Background and importance Medication errors (ME) are especially frequent in hospital emergency departments (ED). To minimise these ME, medication reconciliation programmes are established, which analyse and resolve the discrepancies detected in the medication regimen of the patient.
Aim and objectives To evaluate implementation of the reconciliation programme in the ED of a second level general hospital.

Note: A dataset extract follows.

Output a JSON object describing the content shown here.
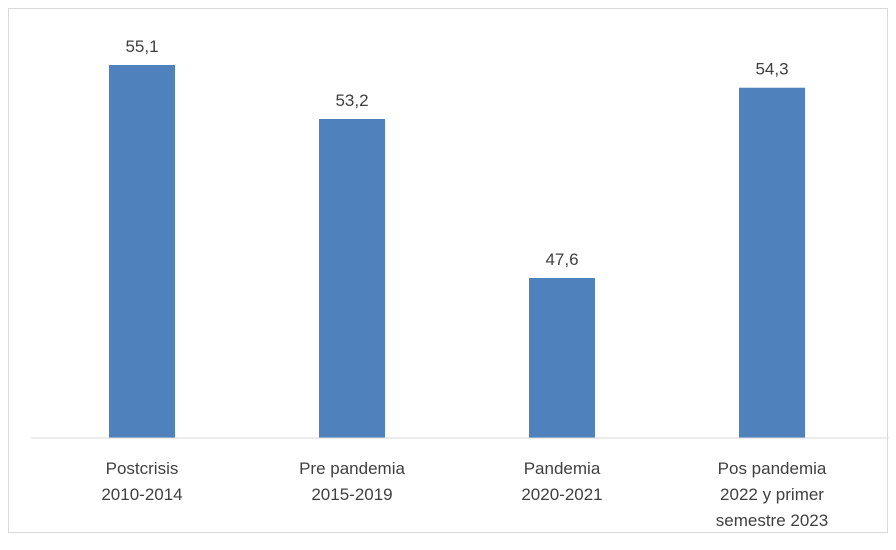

Material and methods An observational retrospective study was conducted. Records from patients admitted to the observation area of the ED from 1 January 2018 to 31 March 2019 and whose chronic medication was reconciled were studied. Information related to their chronic medication was collected from the hospital medical records, the primary care prescriptions and/or through an interview with the patient. Discrepancies were classified according to the SEFH consensus document, and categorisation of the potential harm associated with these ME was based on the NCCMERP index; the pharmacotherapeutic groups involved in these ME were also analysed.
Results 26.7% of patients admitted to the ED during the study period were reconciliated (780/2921), with a mean of 10.14 medications per patient. A mean of 1.6 discrepancies per patient were detected; 40.52% were ME, two thirds of which resulted from the omission of chronic medication and 72.15% of errors reached the patient but did not cause harm. The drugs involved in a higher proportion of ME were drugs to treat cardiovascular disorders. From the total amount of pharmaceutical interventions performed, 49.25% were accepted by physicians.
Conclusion and relevance Due to the high average chronic drug intake of patients attending the ED and, therefore, the potential risk of ME, collaboration between physicians and pharmacists is crucial to ensure reconciled medication of patients, as a patient safeguard strategy and a standard of quality within the health system.